No part of my pregnancy felt genuinely welcomed by my residency, let alone my maternity leave. One sunny afternoon, when Cole was just a week old, I was tending to his neonatal jaundice by undressing him outside for phototherapy when the school counselor from the house staff council called me. . She wanted to know why I wasn’t taking on my duties as co-chair of the house staff council. while I was on maternity leave. I returned to work weeks later and my program director told me that I had to do better in the volunteer position I had accepted in addition to my residency requirements in addition to juggling residency and care at a new born.

I tried to perform my residency duties as if I weren’t a new mom, and often went too long without pumping. A baby cried in one of the exam rooms during my shift, and my assistant’s eyes bulged when he pointed at my chest. I looked down to find that I had leaked through my top and had a wet circle on each breast. “You have to do something about it,” he said. He wasn’t wrong. It was I who was wrong to naively believe that my pregnancy would not be a professional liability.

Being pregnant in a culture plagued by gender discrimination is difficult. I never brought attention to my own struggles with being pregnant during residency because, like so many women, I didn’t want to cause any trouble. It’s like we women are damned if we do, damned if we don’t. At best, our pregnancies are perceived by professional colleagues as embarrassing inconveniences; at worst, they can handicap or even derail our careers.

Long-standing inequalities

Our pregnancies also compromise our health by putting us at risk for hemorrhage, HELLP syndrome, pulmonary embolism, postpartum cardiomyopathy and preeclampsia, to name a few. Yet the road is also difficult if we miscarry or make the heartbreaking choice to have an abortion. Abortions do not just subject us to medical risks, but to judgment, stigma, and now legal consequences, regardless of the circumstances surrounding them.

I have experienced some of the difficulties associated with abortion and childbearing, and I can attest that pregnancy is a challenge no matter which side of the double bind we face. But what challenges we face should be our decision. Unfortunately, our reproductive autonomy has been thrown into the purview of lawmakers. Thanks to the Supreme Court, we could soon see the government interfering in the practice of medicine, interfering in the patient-doctor relationship and potentially criminalizing care.

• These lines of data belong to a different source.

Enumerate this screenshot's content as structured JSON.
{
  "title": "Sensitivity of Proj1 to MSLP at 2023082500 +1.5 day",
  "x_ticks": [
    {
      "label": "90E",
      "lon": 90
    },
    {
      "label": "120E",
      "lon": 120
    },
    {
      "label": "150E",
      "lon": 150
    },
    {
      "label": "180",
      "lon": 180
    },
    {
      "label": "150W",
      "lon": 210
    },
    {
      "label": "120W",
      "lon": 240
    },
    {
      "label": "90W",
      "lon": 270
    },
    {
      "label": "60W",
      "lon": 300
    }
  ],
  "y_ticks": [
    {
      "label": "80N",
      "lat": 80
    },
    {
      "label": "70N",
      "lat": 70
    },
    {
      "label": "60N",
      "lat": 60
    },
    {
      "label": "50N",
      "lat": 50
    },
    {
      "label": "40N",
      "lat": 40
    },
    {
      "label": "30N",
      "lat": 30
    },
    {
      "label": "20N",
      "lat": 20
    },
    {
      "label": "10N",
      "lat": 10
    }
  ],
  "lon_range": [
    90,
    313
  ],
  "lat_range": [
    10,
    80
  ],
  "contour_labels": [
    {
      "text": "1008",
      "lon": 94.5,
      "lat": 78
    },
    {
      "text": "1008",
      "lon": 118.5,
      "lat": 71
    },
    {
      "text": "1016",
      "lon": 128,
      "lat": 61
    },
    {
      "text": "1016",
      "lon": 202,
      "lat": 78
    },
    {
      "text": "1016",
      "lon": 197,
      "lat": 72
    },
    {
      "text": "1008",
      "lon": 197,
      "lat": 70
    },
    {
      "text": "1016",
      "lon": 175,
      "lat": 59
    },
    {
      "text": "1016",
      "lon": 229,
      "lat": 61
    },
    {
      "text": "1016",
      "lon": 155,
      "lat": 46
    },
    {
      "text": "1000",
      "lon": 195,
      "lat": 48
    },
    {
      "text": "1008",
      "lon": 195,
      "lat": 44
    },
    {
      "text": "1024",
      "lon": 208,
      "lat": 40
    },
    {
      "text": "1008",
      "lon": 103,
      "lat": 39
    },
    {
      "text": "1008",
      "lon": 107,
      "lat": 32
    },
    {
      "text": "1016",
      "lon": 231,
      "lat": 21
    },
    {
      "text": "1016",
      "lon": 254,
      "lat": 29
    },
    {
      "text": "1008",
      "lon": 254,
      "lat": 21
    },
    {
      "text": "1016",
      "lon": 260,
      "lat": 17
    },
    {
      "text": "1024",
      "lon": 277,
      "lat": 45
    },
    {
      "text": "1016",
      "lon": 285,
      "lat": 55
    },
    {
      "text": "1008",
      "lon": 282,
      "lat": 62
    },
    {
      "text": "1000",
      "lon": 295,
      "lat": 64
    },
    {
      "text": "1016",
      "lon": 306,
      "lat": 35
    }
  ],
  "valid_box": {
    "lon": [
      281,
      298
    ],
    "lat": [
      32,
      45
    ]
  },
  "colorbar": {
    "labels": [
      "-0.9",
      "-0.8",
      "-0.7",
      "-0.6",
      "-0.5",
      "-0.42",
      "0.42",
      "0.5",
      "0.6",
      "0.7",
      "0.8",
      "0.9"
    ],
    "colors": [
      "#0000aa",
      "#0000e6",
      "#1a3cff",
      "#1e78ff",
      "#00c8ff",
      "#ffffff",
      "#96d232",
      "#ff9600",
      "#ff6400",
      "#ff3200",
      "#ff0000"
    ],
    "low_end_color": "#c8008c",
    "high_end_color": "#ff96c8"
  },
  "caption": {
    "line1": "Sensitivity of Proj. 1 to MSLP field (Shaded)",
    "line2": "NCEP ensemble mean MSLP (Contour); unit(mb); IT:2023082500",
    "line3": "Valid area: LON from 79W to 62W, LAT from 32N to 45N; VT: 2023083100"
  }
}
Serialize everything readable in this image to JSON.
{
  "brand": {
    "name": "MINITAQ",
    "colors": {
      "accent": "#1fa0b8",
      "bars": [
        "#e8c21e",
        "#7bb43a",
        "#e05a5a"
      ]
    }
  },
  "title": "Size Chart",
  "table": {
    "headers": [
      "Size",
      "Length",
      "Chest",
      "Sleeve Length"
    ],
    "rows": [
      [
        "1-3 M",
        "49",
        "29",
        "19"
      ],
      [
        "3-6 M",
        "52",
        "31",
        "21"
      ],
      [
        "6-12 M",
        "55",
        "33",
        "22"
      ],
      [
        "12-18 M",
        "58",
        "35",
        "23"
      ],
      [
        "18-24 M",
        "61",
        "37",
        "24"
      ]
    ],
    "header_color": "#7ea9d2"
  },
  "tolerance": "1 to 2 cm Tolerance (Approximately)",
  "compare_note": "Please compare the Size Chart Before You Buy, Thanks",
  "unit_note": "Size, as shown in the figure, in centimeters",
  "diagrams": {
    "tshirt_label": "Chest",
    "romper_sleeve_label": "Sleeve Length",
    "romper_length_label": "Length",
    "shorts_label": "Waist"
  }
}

The American Medical Association sought to protect abortion in May with a statement on the Supreme Court’s draft opinion, then in June expressed outrage after deer has been overturned: “The American Medical Association is deeply troubled by the decision of the United States Supreme Court to overturn nearly half a century of precedent protecting patients’ right to essential reproductive health care – this which represents a gross indemnity of government intrusion into the medical examination room, a direct assault on the practice of medicine and the patient-physician relationship, and a flagrant violation of patients’ rights to sound reproductive health services on evidence. States that end legal abortion will not end abortion – they will end safe abortion, risking devastating consequences, including the lives of patients. (June 24, 2022;

I get triggered when I think of state legislatures meddling in women’s private health decisions. I’ve spent my life seeing women criticized and corrected for never being the right combination of confidence and deference or joy and seriousness, and I’m bowled over by a potential flashback to a scenario where what we do with our wombs is also criticized and corrected. .

Why do we perpetuate rather than overcome the longstanding inequalities created by male hierarchies that dominate women? It pains me to think that maybe my granddaughter has less freedom than me. We cannot afford to backtrack on reproductive health or any other women’s rights issue for our daughters and our daughters’ daughters.